Dyslexics can work in a wide variety of professions, as we have reported here several times. This also applies to the medical field. It is not yet known how many medical professionals are affected by Dyslexia. However, we have seen dyslexics studying human or veterinary medicine or already working in their field on several occasions.
Intellectually (in terms of knowledge), studying medicine is not a problem for most of those affected. However, in these fields, the subject of Dyslexia is not discussed at all or rarely, and people come out even less often than in other fields of study. The barriers for dyslexics seem to be much lower in fields such as social work, architecture, and other engineering professions. In contrast, in elite fields of study such as medicine, psychology, and law, there is a greater stigma to coming out as dyslexic. This often triggers anxiety or self-doubt among those affected when choosing a course of study, even though these students often perform very well academically when guided and supported according to their abilities.
Many of those who are affected encounter a lack of understanding. Professors or colleagues doubt their professional suitability by pointing out that they cannot read and write without errors. This results in strong pressure to perform, which can affect the overall psychological state of the students. Those affected deal with this pressure in very different ways, with family background and the school development that they experienced playing an important role.
Some dyslexics are confronted with sentences like „How can you choose such a profession with these problems?
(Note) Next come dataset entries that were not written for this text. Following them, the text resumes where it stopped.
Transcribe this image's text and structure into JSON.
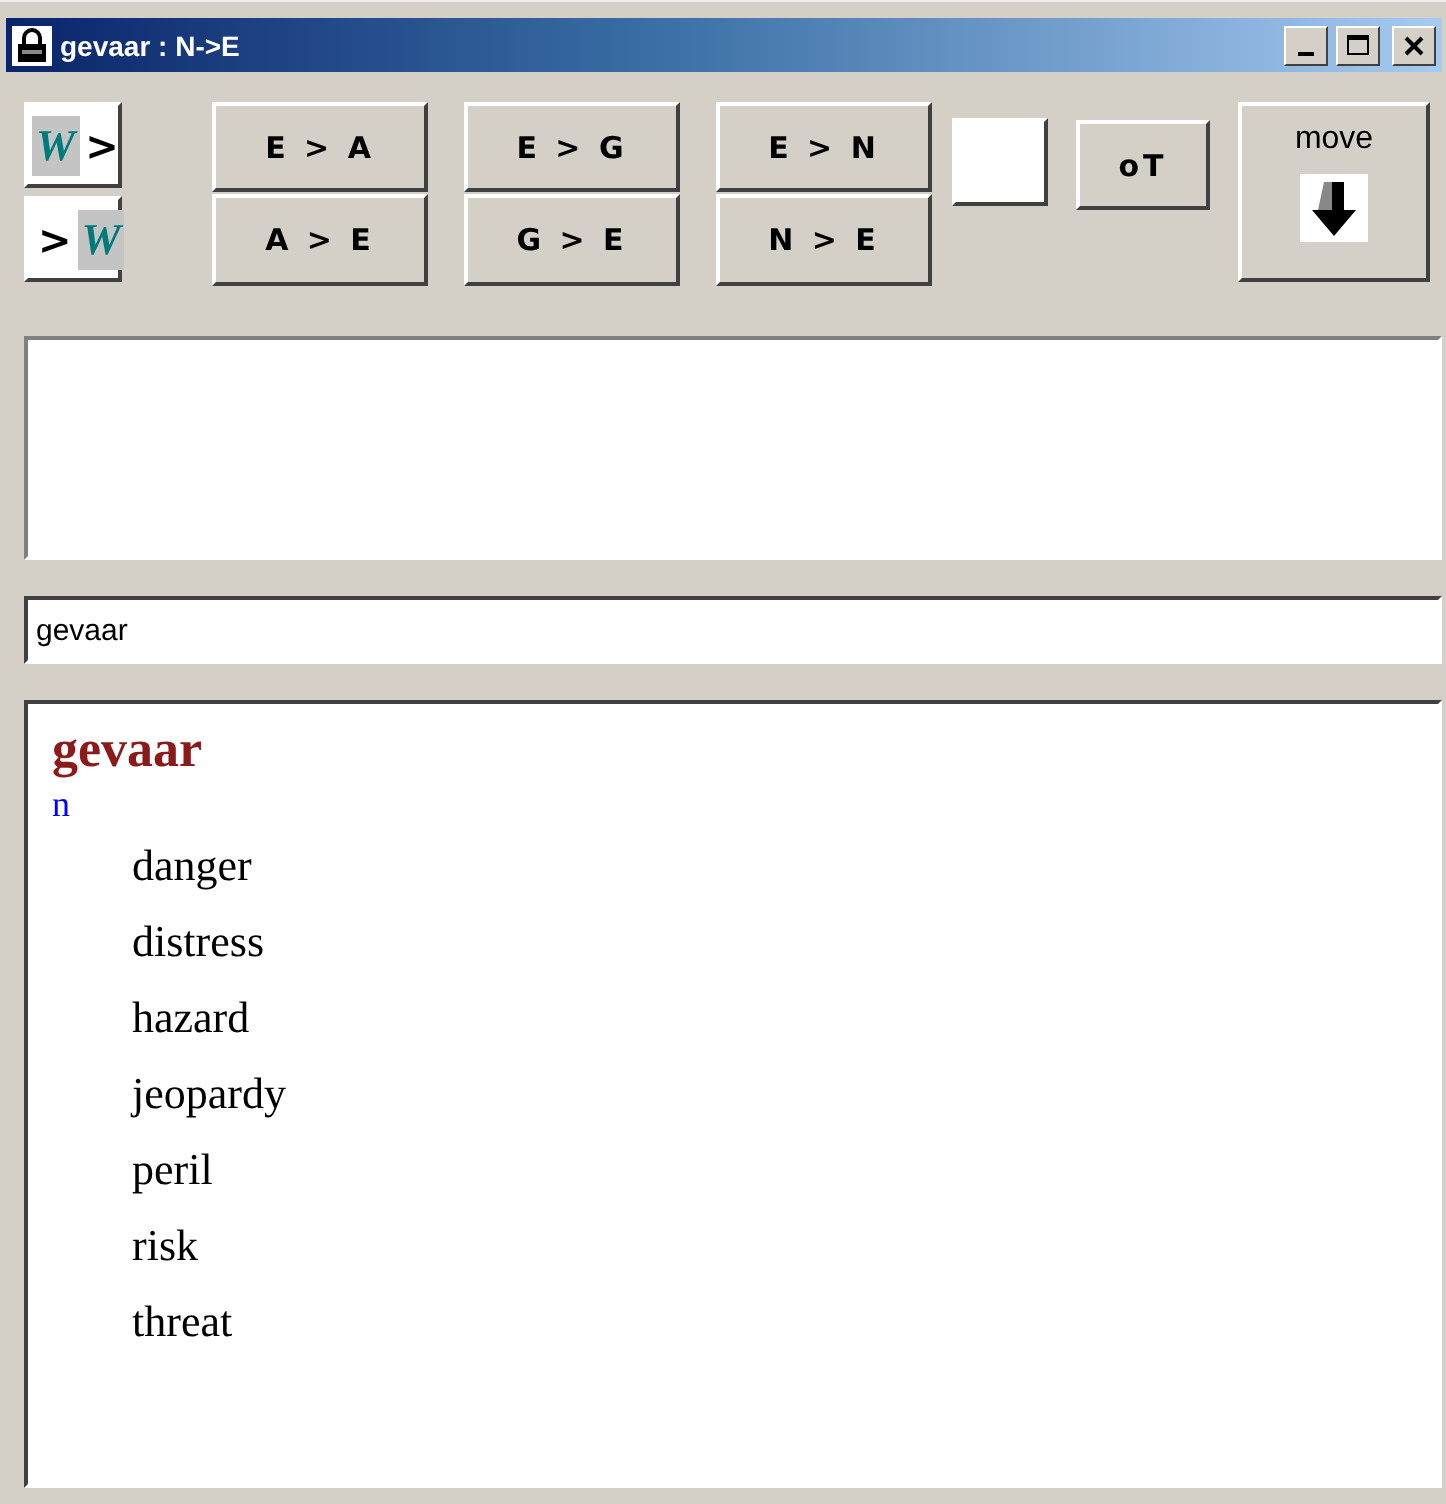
{
  "window": {
    "title": "gevaar : N->E"
  },
  "direction_buttons": [
    {
      "kind": "from",
      "logo": "W",
      "arrow": ">"
    },
    {
      "kind": "to",
      "logo": "W",
      "arrow": ">"
    }
  ],
  "pair_buttons": [
    {
      "top": "E > A",
      "bottom": "A > E"
    },
    {
      "top": "E > G",
      "bottom": "G > E"
    },
    {
      "top": "E > N",
      "bottom": "N > E"
    }
  ],
  "ot_button": {
    "label": "oT"
  },
  "move_button": {
    "label": "move"
  },
  "search": {
    "value": "gevaar"
  },
  "result": {
    "headword": "gevaar",
    "part_of_speech": "n",
    "senses": [
      "danger",
      "distress",
      "hazard",
      "jeopardy",
      "peril",
      "risk",
      "threat"
    ]
  }
}
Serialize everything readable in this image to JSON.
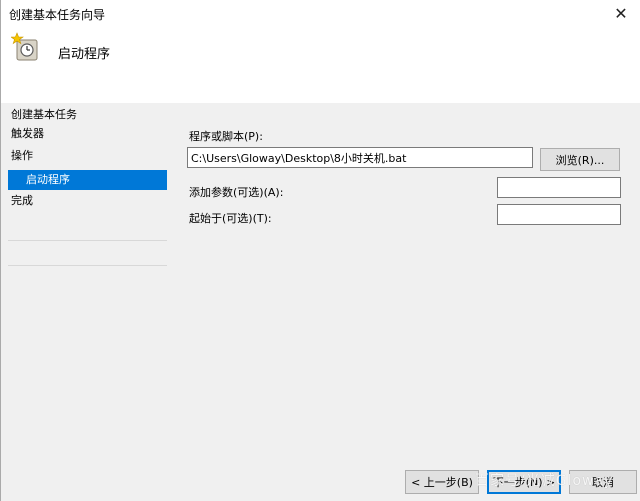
{
  "window": {
    "title": "创建基本任务向导",
    "close_glyph": "✕"
  },
  "header": {
    "heading": "启动程序",
    "icon": "task-wizard-icon"
  },
  "sidebar": {
    "group_title": "创建基本任务",
    "items": [
      {
        "label": "触发器"
      },
      {
        "label": "操作"
      },
      {
        "label": "启动程序",
        "selected": true
      },
      {
        "label": "完成"
      }
    ]
  },
  "form": {
    "program_label": "程序或脚本(P):",
    "program_value": "C:\\Users\\Gloway\\Desktop\\8小时关机.bat",
    "browse_label": "浏览(R)...",
    "args_label": "添加参数(可选)(A):",
    "args_value": "",
    "startin_label": "起始于(可选)(T):",
    "startin_value": ""
  },
  "footer": {
    "back_label": "< 上一步(B)",
    "next_label": "下一步(N) >",
    "cancel_label": "取消",
    "watermark": "百家号/光减Gloway"
  },
  "colors": {
    "accent": "#0078d7",
    "background": "#f0f0f0",
    "header_bg": "#ffffff"
  }
}
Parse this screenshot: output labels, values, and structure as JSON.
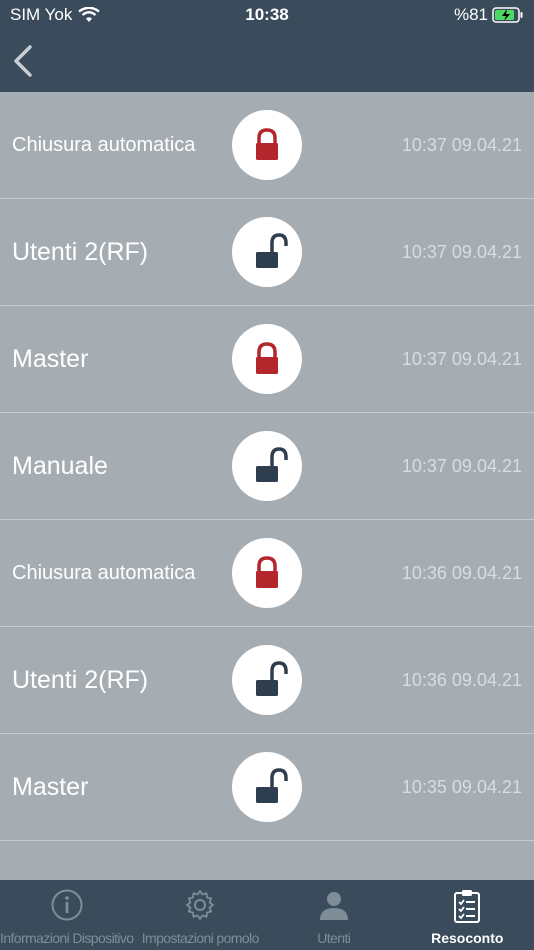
{
  "status_bar": {
    "carrier": "SIM Yok",
    "time": "10:38",
    "battery_text": "%81"
  },
  "colors": {
    "header": "#3a4b5c",
    "list_bg": "#a5acb2",
    "locked": "#b3262c",
    "unlocked": "#2e3e4e",
    "tab_inactive": "#7f8d99",
    "tab_active": "#ffffff"
  },
  "log": [
    {
      "name": "Chiusura automatica",
      "state": "locked",
      "timestamp": "10:37 09.04.21"
    },
    {
      "name": "Utenti 2(RF)",
      "state": "unlocked",
      "timestamp": "10:37 09.04.21"
    },
    {
      "name": "Master",
      "state": "locked",
      "timestamp": "10:37 09.04.21"
    },
    {
      "name": "Manuale",
      "state": "unlocked",
      "timestamp": "10:37 09.04.21"
    },
    {
      "name": "Chiusura automatica",
      "state": "locked",
      "timestamp": "10:36 09.04.21"
    },
    {
      "name": "Utenti 2(RF)",
      "state": "unlocked",
      "timestamp": "10:36 09.04.21"
    },
    {
      "name": "Master",
      "state": "unlocked",
      "timestamp": "10:35 09.04.21"
    }
  ],
  "tabs": [
    {
      "label": "Informazioni Dispositivo",
      "icon": "info-icon",
      "active": false
    },
    {
      "label": "Impostazioni pomolo",
      "icon": "gear-icon",
      "active": false
    },
    {
      "label": "Utenti",
      "icon": "user-icon",
      "active": false
    },
    {
      "label": "Resoconto",
      "icon": "clipboard-checklist-icon",
      "active": true
    }
  ]
}
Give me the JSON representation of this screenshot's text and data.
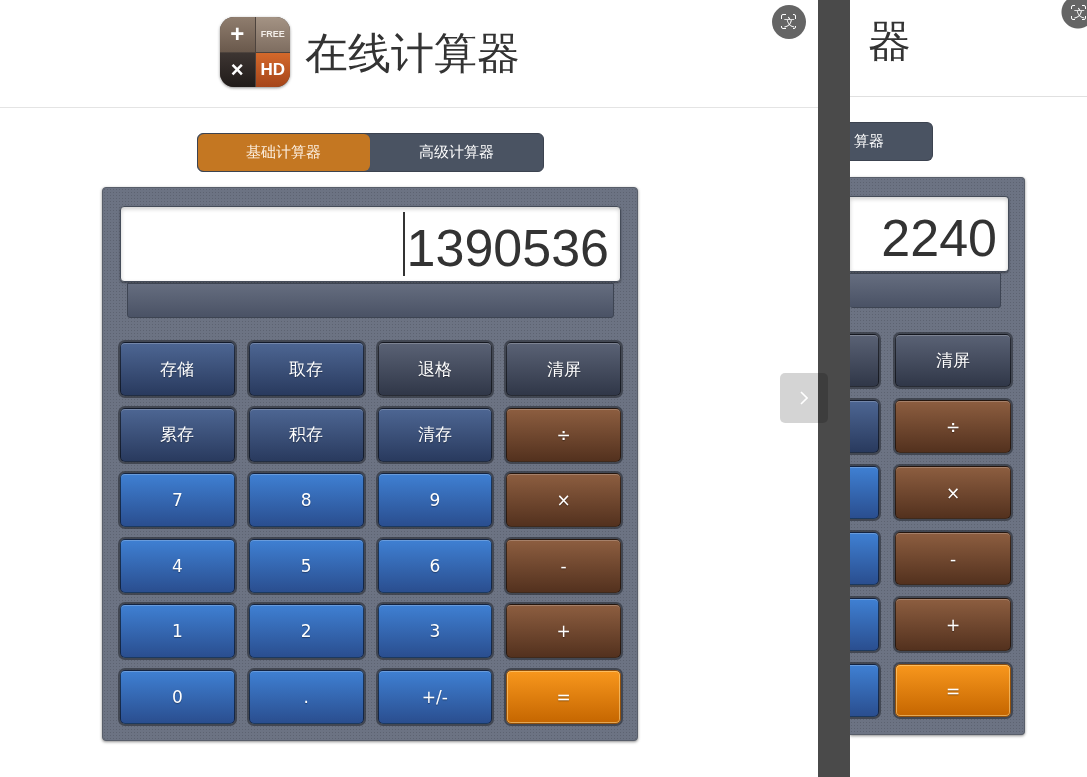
{
  "panels": [
    {
      "kind": "full",
      "header": {
        "logo": {
          "marks": [
            "+",
            "FREE",
            "×",
            "HD"
          ]
        },
        "title": "在线计算器",
        "translate_button": {
          "glyph": "文"
        }
      },
      "mode_tabs": [
        {
          "label": "基础计算器",
          "selected": true
        },
        {
          "label": "高级计算器",
          "selected": false
        }
      ],
      "calculator": {
        "display": {
          "value": "1390536",
          "focused": true
        },
        "keys": [
          {
            "label": "存储",
            "kind": "memory"
          },
          {
            "label": "取存",
            "kind": "memory"
          },
          {
            "label": "退格",
            "kind": "control"
          },
          {
            "label": "清屏",
            "kind": "control"
          },
          {
            "label": "累存",
            "kind": "memory"
          },
          {
            "label": "积存",
            "kind": "memory"
          },
          {
            "label": "清存",
            "kind": "memory"
          },
          {
            "label": "÷",
            "kind": "operator"
          },
          {
            "label": "7",
            "kind": "digit"
          },
          {
            "label": "8",
            "kind": "digit"
          },
          {
            "label": "9",
            "kind": "digit"
          },
          {
            "label": "×",
            "kind": "operator"
          },
          {
            "label": "4",
            "kind": "digit"
          },
          {
            "label": "5",
            "kind": "digit"
          },
          {
            "label": "6",
            "kind": "digit"
          },
          {
            "label": "-",
            "kind": "operator"
          },
          {
            "label": "1",
            "kind": "digit"
          },
          {
            "label": "2",
            "kind": "digit"
          },
          {
            "label": "3",
            "kind": "digit"
          },
          {
            "label": "+",
            "kind": "operator"
          },
          {
            "label": "0",
            "kind": "digit"
          },
          {
            "label": ".",
            "kind": "digit"
          },
          {
            "label": "+/-",
            "kind": "digit"
          },
          {
            "label": "=",
            "kind": "equals"
          }
        ]
      }
    },
    {
      "kind": "cropped",
      "header": {
        "title": "器",
        "translate_button": {
          "glyph": "文"
        }
      },
      "mode_tabs": [
        {
          "label": "算器",
          "selected": false
        }
      ],
      "calculator": {
        "display": {
          "value": "2240",
          "focused": false
        },
        "keys": [
          {
            "kind": "control"
          },
          {
            "label": "清屏",
            "kind": "control"
          },
          {
            "kind": "memory"
          },
          {
            "label": "÷",
            "kind": "operator"
          },
          {
            "kind": "digit"
          },
          {
            "label": "×",
            "kind": "operator"
          },
          {
            "kind": "digit"
          },
          {
            "label": "-",
            "kind": "operator"
          },
          {
            "kind": "digit"
          },
          {
            "label": "+",
            "kind": "operator"
          },
          {
            "kind": "digit"
          },
          {
            "label": "=",
            "kind": "equals"
          }
        ]
      }
    }
  ]
}
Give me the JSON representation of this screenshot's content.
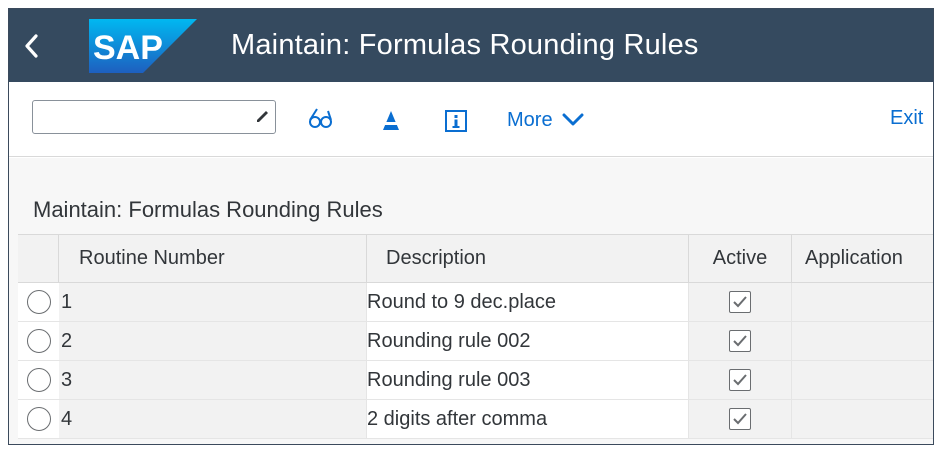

That’s just won’t work!“. This is what some affected medical students experience in their everyday life. Often the good abilities of those affected are not recognized, because until today it is assumed that Dyslexia is a disease or disability. The fact that Dyslexia is listed as a reading and spelling disorder in the ICD-10 manual is also controversial among medical trainees. Many medical professionals view this particular reading-spelling disability as a mental illness. Therefore, it is a major handicap for many dyslexics to dealing openly with the problem. In this way, those affected are prevented from better professional development. With a more pragmatic approach, they could be better integrated, by recognizing and promoting their personal and professional potential regardless of their writing skills.
Dyslexics do not infrequently choose medicine as a field of study. This may be related to their usually good knowledge of science. They are also often very social and compassionate. Therefore, they are well suited for these professions, provided they are academically capable.
It would be good if the departments were more enlightened in regard to their approach of this topic. In addition, the medical condition of Dyslexia as a reading and spelling disorder should be questioned. For those affected, it often means discrimination instead of the necessary integration into working life.
Education politics should pay more attention to this issue. Otherwise, we will continue to miss many good opportunities to use the good potential of dyslexic people.